HTMS Tachin was ordered together with HTMS Maeklong and three other small torpedo boats (Klong Yai, Takbai, Kantang) in an agreement between the Royal Siamese Navy and the Japanese Mitsui Bussan Kaisha shipbuilding conglomerate on 13 August 1935. Tachin and Maeklong will be built by Uraga Dock Company at Yokosuka while three torpedo boats will be built by Ishikawajima. Captain Phra Prakobkollakij (นาวาเอก พระประกอบกลกิจ) was assigned as an overseer over shipbuilding project. HTMS Tachin was launched on 24 July 1935 on the same day Maeklong was laid down then commissioned on 26 September 1937 during the reign of young King Ananda Mahidol (Rama VIII) under the care of Regency Council led by Prince Aditya Dibabha.

==Service history==
During the Franco-Thai War, Tachin was assigned to the 2nd Fleet as a leader of the 4th Squadron. Both her and her sister, HTMS Maeklong (Leader of the 2nd Squadron), did not saw any naval action during the brief war with French Indochina both ships took patrols along the Sattahip-Ream-Prachuap Khiri Khan route. In December 1941 during the Japanese Invasion of Thailand Tachin and Maeklong is ordered by telegram to maintain their positions at Ko Phai, Chonburi.

She was rearmed with two single Japanese 40mm Type-BI anti-aircraft gun mounts in place of her side torpedo tubes and one twin 40mm Type-BI gun mount replacing the midship seaplane storage area.
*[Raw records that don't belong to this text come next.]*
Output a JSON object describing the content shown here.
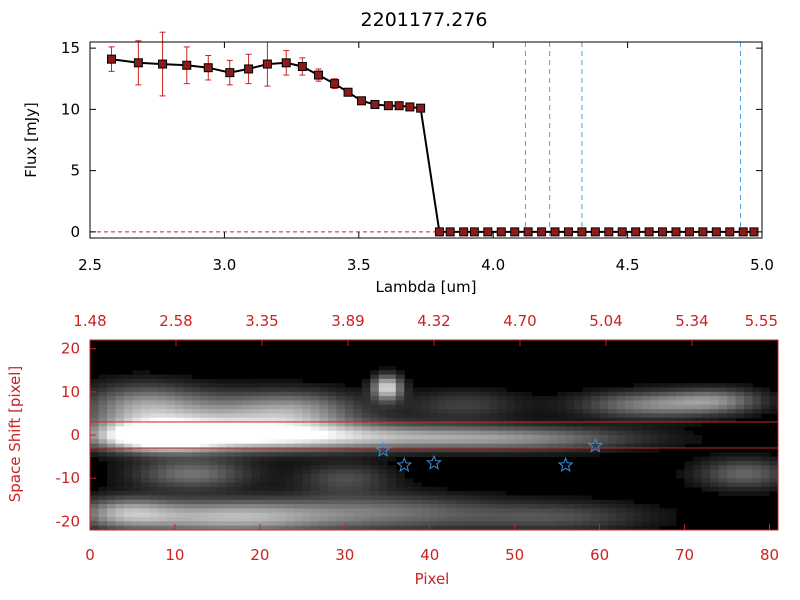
{
  "title": "2201177.276",
  "colors": {
    "red": "#cc2222",
    "blue_marker": "#3a8fe0",
    "dashed_line": "#4aa0d8",
    "black": "#000000"
  },
  "chart_data": [
    {
      "type": "line",
      "title": "2201177.276",
      "xlabel": "Lambda [um]",
      "ylabel": "Flux [mJy]",
      "xlim": [
        2.5,
        5.0
      ],
      "ylim": [
        -0.5,
        15.5
      ],
      "xticks": [
        "2.5",
        "3.0",
        "3.5",
        "4.0",
        "4.5",
        "5.0"
      ],
      "yticks": [
        "0",
        "5",
        "10",
        "15"
      ],
      "series": [
        {
          "x": [
            2.58,
            2.68,
            2.77,
            2.86,
            2.94,
            3.02,
            3.09,
            3.16,
            3.23,
            3.29,
            3.35,
            3.41,
            3.46,
            3.51,
            3.56,
            3.61,
            3.65,
            3.69,
            3.73,
            3.8,
            3.84,
            3.89,
            3.93,
            3.98,
            4.03,
            4.08,
            4.13,
            4.18,
            4.23,
            4.28,
            4.33,
            4.38,
            4.43,
            4.48,
            4.53,
            4.58,
            4.63,
            4.68,
            4.73,
            4.78,
            4.83,
            4.88,
            4.93,
            4.97
          ],
          "y": [
            14.1,
            13.8,
            13.7,
            13.6,
            13.4,
            13.0,
            13.3,
            13.7,
            13.8,
            13.5,
            12.8,
            12.1,
            11.4,
            10.7,
            10.4,
            10.3,
            10.3,
            10.2,
            10.1,
            0,
            0,
            0,
            0,
            0,
            0,
            0,
            0,
            0,
            0,
            0,
            0,
            0,
            0,
            0,
            0,
            0,
            0,
            0,
            0,
            0,
            0,
            0,
            0,
            0
          ],
          "yerr": [
            1.0,
            1.8,
            2.6,
            1.5,
            1.0,
            1.0,
            1.2,
            1.8,
            1.0,
            0.7,
            0.5,
            0.4,
            0.3,
            0.3,
            0.2,
            0.2,
            0.2,
            0.2,
            0.2,
            0,
            0,
            0,
            0,
            0,
            0,
            0,
            0,
            0,
            0,
            0,
            0,
            0,
            0,
            0,
            0,
            0,
            0,
            0,
            0,
            0,
            0,
            0,
            0,
            0
          ]
        }
      ],
      "vertical_dashed_lines_x": [
        4.12,
        4.21,
        4.33,
        4.92
      ],
      "zero_reference_line": true
    },
    {
      "type": "heatmap",
      "xlabel": "Pixel",
      "ylabel": "Space Shift [pixel]",
      "xlim": [
        0,
        81
      ],
      "ylim": [
        -22,
        22
      ],
      "xticks": [
        "0",
        "10",
        "20",
        "30",
        "40",
        "50",
        "60",
        "70",
        "80"
      ],
      "yticks": [
        "-20",
        "-10",
        "0",
        "10",
        "20"
      ],
      "top_axis_ticks": [
        "1.48",
        "2.58",
        "3.35",
        "3.89",
        "4.32",
        "4.70",
        "5.04",
        "5.34",
        "5.55"
      ],
      "horizontal_lines_y": [
        3,
        -3
      ],
      "star_markers": [
        {
          "x": 34.5,
          "y": -3.5
        },
        {
          "x": 37,
          "y": -7
        },
        {
          "x": 40.5,
          "y": -6.5
        },
        {
          "x": 56,
          "y": -7
        },
        {
          "x": 59.5,
          "y": -2.5
        }
      ],
      "intensity_blobs": [
        {
          "x": 8,
          "y": -0.5,
          "sx": 5,
          "sy": 2.2,
          "v": 1.0
        },
        {
          "x": 18,
          "y": 0,
          "sx": 10,
          "sy": 2.6,
          "v": 0.75
        },
        {
          "x": 36,
          "y": -0.5,
          "sx": 14,
          "sy": 2.0,
          "v": 0.5
        },
        {
          "x": 52,
          "y": -1,
          "sx": 10,
          "sy": 2.0,
          "v": 0.3
        },
        {
          "x": 6,
          "y": 6,
          "sx": 5,
          "sy": 4,
          "v": 0.55
        },
        {
          "x": 18,
          "y": 5,
          "sx": 8,
          "sy": 3.5,
          "v": 0.45
        },
        {
          "x": 35,
          "y": 11,
          "sx": 1.2,
          "sy": 2.0,
          "v": 0.85
        },
        {
          "x": 25,
          "y": 6,
          "sx": 5,
          "sy": 3,
          "v": 0.3
        },
        {
          "x": 44,
          "y": 7,
          "sx": 5,
          "sy": 2.5,
          "v": 0.25
        },
        {
          "x": 66,
          "y": 7,
          "sx": 6,
          "sy": 2.2,
          "v": 0.5
        },
        {
          "x": 74,
          "y": 8,
          "sx": 4,
          "sy": 2.0,
          "v": 0.4
        },
        {
          "x": 12,
          "y": -9,
          "sx": 5,
          "sy": 2.5,
          "v": 0.45
        },
        {
          "x": 30,
          "y": -10,
          "sx": 4,
          "sy": 2.5,
          "v": 0.3
        },
        {
          "x": 77,
          "y": -9,
          "sx": 4,
          "sy": 2.5,
          "v": 0.4
        },
        {
          "x": 16,
          "y": -19,
          "sx": 9,
          "sy": 2.8,
          "v": 0.7
        },
        {
          "x": 4,
          "y": -18,
          "sx": 4,
          "sy": 2.5,
          "v": 0.5
        },
        {
          "x": 35,
          "y": -18,
          "sx": 9,
          "sy": 3.0,
          "v": 0.4
        },
        {
          "x": 55,
          "y": -19,
          "sx": 8,
          "sy": 2.5,
          "v": 0.3
        }
      ]
    }
  ]
}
On 1 June 1945, while at Sattahip Bay, Tachin was badly damaged by RAF B-24 Liberator bombers from No.99 Squadron and No. 159 Squadron (RAAF members of the mission includes PO R. R. Temple-Smith, PO Trevor De Nett, PO A. W. Hanmer and PO M. C. Mazengarb) flying from Digri Airbase in Bengal, British Raj. The raid consisted of 10-15 (or 23) bombers attacking moored ships between islands around Sattahip Bay. One 1000 lbs bomb hit Tachin on her starboard side, crippling the main engine room and penetrates the floor into the water below then exploded under the water. 3 sailors are wounded while another 50 suffered minor injuries. Tachin was flooded through cracks in her seam, with the engine room disabled. Another civilian ship in the area, S.S.Suddhadip (เรือสุทธาทิพย์) with fuel drums as her cargo survives the initial level-bombing from the British Liberators but finally sunk from another skip-bombing attack run. In the same day, the ex-Royal Yacht HTMS Angthong (Renamed from Maha Chakri) was also attacked and sunk at Sattahip. The Royal Thai Navy tried to repair Tachin, but the damage proved to be greater than originally anticipated. Finally, Tachin was decommissioned in 1945 and broken up.